O maior festival de cinema do mundo dera, ao grande diretor, somente um prêmio menor, o de melhor filme de humor ‘poético’, para Sorrisos de Uma Noite de Amor, em 1956. Quase 40 anos mais tarde, exatamente em 1995, quando se comemorava o centenário do cinema, Cannes fez uma enquete entre todos os vencedores da Palma de Ouro e lhes perguntou quem, na opinião deles, havia sido injustiçado no prêmio? Deu Ingmar Bergman na cabeça e ele recebeu a Palma das Palmas, a maior honraria da história do festival. Bergman já vivia isolado em Faro. Não pisou no tapete vermelho de Cannes. Sua ex-mulher, atriz de grandes filmes e diretora de roteiros por ele escritos, Liv Ullman, vestiu-se de gala para a grande ocasião.

***

"Arte tem de ter relação com a ética"

Ingmar Bergman realizou seu primeiro filme em 1945, portanto, há 62 anos. Crise não obteve muita repercussão fora da Suécia e, para dizer a verdade, nem no país em que Bergman nasceu a recepção foi muito calorosa.
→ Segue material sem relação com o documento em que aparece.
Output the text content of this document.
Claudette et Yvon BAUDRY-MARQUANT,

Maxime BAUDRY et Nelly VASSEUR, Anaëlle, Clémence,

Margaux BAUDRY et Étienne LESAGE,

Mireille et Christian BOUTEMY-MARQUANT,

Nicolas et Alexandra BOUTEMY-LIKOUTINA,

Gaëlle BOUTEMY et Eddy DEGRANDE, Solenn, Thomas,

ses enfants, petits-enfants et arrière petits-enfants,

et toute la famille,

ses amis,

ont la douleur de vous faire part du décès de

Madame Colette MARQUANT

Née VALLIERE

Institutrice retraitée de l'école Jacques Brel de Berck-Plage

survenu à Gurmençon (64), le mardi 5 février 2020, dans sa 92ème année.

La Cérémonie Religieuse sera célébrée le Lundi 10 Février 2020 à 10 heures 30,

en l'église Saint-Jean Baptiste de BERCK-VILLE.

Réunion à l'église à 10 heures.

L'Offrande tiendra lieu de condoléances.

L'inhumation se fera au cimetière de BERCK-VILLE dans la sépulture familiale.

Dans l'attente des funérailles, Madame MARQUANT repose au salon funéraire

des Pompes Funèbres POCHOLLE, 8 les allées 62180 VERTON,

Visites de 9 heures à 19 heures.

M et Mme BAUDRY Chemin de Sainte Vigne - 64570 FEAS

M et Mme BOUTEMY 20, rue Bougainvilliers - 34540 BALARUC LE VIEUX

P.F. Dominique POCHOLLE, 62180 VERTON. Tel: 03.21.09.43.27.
Bergman foi internacionalmente descoberto no Uruguai, por um crítico chamado Homero Alsina Thevenet, no começo dos anos 50. O Brasil logo se associou ao culto e, em 1954, o Festival Internacional de Cinema de São Paulo, em comemoração ao quarto centenário da cidade, exibiu justamente Noites de Circo. O jovem Walter Hugo Khouri tornou-se um devoto do autor sueco, num momento em que o cinema brasileiro pré-Cinema Novo estava voltado para o neo-realismo italiano. Quando começou a fazer seus filmes, influenciado por Bergman, o próprio Khouri ganhou a etiqueta de "sueco", o que em bom português daquela época queria dizer - alienado.

Seria o próprio Bergman alienado? Não, mas Ingmar tinha a Suécia para dar sustentação ao seu projeto de cinema autoral. Filho de um pastor luterano, ele recebeu uma educação severa. Desde garoto, amava as lanternas mágicas e os teatros de marionetes - que aparecem em Fanny e Alexander e a primeira dá título a seu livro autobiográfico (Lanterna Mágica), em que ele conta tudo. A rígida formação familiar, a paixão do teatro, do cinema e das mulheres. Bergman poderia ser definido como um homem que amava as mulheres, mas, no cinema, o título já pertence a François Truffaut. Amava-as tanto que se casou cinco vezes, além de todas as outras com quem simplesmente ficou. As mulheres sempre foram complicadas, na vida como na obra de Bergman. Mesmo depois de descasado, ele as mantinha - o caso mais notório é o da norueguesa Liv Ullman - integradas ao seu elenco. Não por acaso, foi um dos maiores criadores de personagens femininas da história do cinema.

Todo ano-novo, por mais de 70 anos, Bergman cumpriu o mesmo ritual. À revista francesa Positif, ele revelou que seu réveillon se repetia sempre da mesma maneira. Tomava uma taça de champanhe e sentava-se no seu cineminha particular, um luxo a que se permitiu, mantendo cópias em 35 mm de obras que considerava fundamentais, para assistir a seu filme favorito - A Carroça Fantasma, de Victor Sjostrom, de 1920. Sjostrom era supervisor artístico da Svensk Filmindustri, entidade mantenedora do cinema sueco, quando Bergman lá entrou, nos anos 40, como roteirista. Sjostrom deu força ao aprendiz e Bergman, mais tarde, retribuiu, fazendo dele o Professor Isak Borg de Morangos Silvestres (e o filme começava, na cena do sonho, por uma citação à Carroça Fantasma).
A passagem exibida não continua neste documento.